Topic: Shoulder & Hip Sports

When calculating the 'glenoid track' to evaluate a patient with recurrent anterior shoulder instability and an engaging Hill-Sachs lesion, which of the following formulas is used to determine the width of the glenoid track?

. 83% of the intact glenoid width minus the anterior bone loss
. 100% of the intact glenoid width minus the anterior bone loss
. 83% of the intact glenoid width plus the anterior bone loss
. The Hill-Sachs interval divided by the intact glenoid width
. 50% of the intact glenoid width minus the Hill-Sachs depth

Correct Answer & Explanation

. 83% of the intact glenoid width minus the anterior bone loss


Explanation

The glenoid track width is calculated as 83% of the inferior true intact glenoid width minus the width of the anterior glenoid bone defect. If the Hill-Sachs Interval (HSI) is greater than the glenoid track width, the lesion is considered 'off-track' and is at high risk of engaging over the anterior glenoid rim.

Question 5879

Topic: 5. Sports Medicine

During the early stages of flexor tendon healing in Zone II of the hand, the tendon utilizes both intrinsic and extrinsic mechanisms for repair. Which of the following is the primary clinical disadvantage of healing that relies predominantly on extrinsic mechanisms?

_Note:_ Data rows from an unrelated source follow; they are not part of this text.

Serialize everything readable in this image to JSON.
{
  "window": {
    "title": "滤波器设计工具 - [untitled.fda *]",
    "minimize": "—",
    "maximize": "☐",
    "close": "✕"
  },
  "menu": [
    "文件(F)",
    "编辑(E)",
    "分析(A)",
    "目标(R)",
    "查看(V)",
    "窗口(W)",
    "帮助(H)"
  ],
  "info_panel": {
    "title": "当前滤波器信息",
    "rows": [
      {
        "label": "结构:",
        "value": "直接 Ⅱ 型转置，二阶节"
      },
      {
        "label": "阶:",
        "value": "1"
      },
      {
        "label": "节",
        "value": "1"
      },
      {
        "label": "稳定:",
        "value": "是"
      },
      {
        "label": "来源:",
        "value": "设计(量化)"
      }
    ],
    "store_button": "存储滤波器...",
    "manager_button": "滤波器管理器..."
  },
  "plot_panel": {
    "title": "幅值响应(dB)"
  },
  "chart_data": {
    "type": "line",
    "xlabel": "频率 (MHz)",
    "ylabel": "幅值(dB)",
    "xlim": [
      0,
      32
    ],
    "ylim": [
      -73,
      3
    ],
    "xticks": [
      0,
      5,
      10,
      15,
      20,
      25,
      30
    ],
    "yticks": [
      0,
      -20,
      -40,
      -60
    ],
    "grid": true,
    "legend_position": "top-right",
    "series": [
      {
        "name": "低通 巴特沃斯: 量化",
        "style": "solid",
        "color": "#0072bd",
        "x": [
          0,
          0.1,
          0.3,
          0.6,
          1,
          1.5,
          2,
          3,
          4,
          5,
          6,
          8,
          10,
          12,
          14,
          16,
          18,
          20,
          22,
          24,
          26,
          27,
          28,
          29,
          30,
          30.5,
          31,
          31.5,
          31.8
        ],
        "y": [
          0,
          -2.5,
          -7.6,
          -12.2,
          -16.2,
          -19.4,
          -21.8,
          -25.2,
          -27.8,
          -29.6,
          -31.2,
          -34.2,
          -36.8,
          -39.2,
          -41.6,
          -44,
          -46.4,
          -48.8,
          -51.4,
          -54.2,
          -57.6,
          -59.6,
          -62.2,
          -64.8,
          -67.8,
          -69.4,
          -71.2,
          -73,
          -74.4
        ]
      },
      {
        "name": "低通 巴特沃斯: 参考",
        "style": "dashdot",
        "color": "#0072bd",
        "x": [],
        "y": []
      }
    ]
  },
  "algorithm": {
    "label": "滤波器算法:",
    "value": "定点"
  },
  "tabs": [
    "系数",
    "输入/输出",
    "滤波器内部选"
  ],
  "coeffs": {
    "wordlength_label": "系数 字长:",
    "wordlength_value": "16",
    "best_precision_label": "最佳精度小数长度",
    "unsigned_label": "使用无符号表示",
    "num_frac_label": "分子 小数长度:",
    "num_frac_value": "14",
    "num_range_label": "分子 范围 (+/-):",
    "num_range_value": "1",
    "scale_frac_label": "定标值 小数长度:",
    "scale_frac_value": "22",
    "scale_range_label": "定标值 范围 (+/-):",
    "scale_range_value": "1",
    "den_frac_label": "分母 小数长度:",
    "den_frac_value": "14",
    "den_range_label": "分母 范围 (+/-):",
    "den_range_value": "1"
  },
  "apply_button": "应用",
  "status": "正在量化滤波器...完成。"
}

. Delayed restoration of structural tensile strength
. Increased risk of spontaneous tendon rupture
. Formation of dense peritendinous adhesions
. Excessive synovial fluid leakage from the sheath
. Central necrosis of the tendon core

Correct Answer & Explanation

. Formation of dense peritendinous adhesions


Explanation

Extrinsic tendon healing relies on cellular infiltration and capillary ingrowth from the surrounding sheath and tissues. While it provides rapid biological healing, its primary disadvantage is the formation of dense peritendinous adhesions that restrict tendon excursion and normal gliding. Intrinsic healing is preferred to optimize functional outcomes.

Question 5880

Topic: 5. Sports Medicine

Following an ACL reconstruction using a bone-patellar tendon-bone autograft, the graft undergoes 'ligamentization'. During which post-operative time frame is the graft biomechanically at its weakest due to ongoing revascularization and cellular repopulation?

. 1 to 2 weeks
. 6 to 12 weeks
. 6 to 9 months
. 12 to 18 months
. 2 to 3 years

Correct Answer & Explanation

. 6 to 12 weeks


Explanation

The ligamentization process includes initial necrosis, revascularization/cellular repopulation (remodeling), and maturation. Biomechanically, the graft is at its weakest during the early remodeling phase, typically around 6 to 12 weeks post-operatively, making it highly susceptible to rupture if exposed to excessive stress or premature return to sport.